Given all these elements—rising debt, strong Republican leverage over the debt limit, and recent history giving Republicans every reason to hold out for legislative concessions—what does McConnell want to do? To judge from the press reports, give Democrats a streamlined process for approving a debt limit increase—without receiving any substantive concessions in response.
Where’s the Fight?
But an accelerated process for Democrats to raise the debt limit won’t just affect that issue. The debt limit represents one of the “must-pass” pieces of legislation Congress needs to clear by year’s end—the same deadline Democrats have set to pass the Build Back Bankrupt legislation.
Any time on the Senate floor that Democrats have to spend passing the debt limit represents time they’re not passing the multi-trillion-dollar spending bill. Conversely, making the debt limit easier for Democrats to pass will only enable and empower them to pass Build Back Bankrupt as well, a point that Sen. Elizabeth Warren, D-Mass. made after the last debt limit fight in October.

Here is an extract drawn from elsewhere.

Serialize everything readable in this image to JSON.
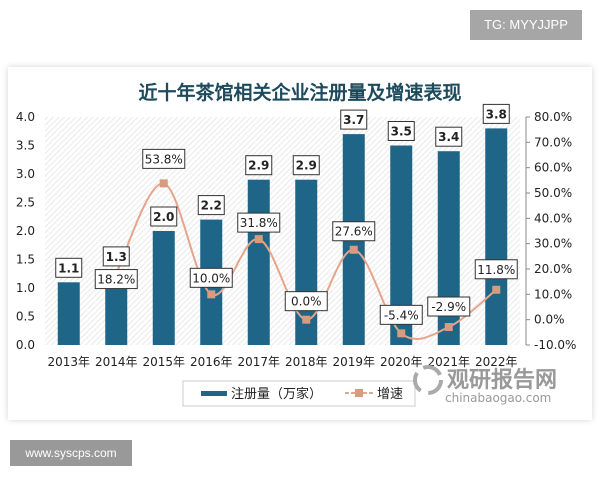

It would be one thing if McConnell and Senate Republicans agreed to speed up the debt limit process in exchange for assurances from the likes of Sinema and Manchin that they would rebuff efforts by Schumer to pass Build Back Bankrupt in December (or ever, for that matter). But giving up on the debt limit without any substantive concessions on the spending bill makes a mockery of McConnell’s July claim to put up “a hell of a fight over what this country ought to look like in the future” with respect to Build Back Bankrupt.
Here as before, Republican leaders want to lose in the most efficient manner possible. It’s enough to make conservatives despair for actual leadership in Washington.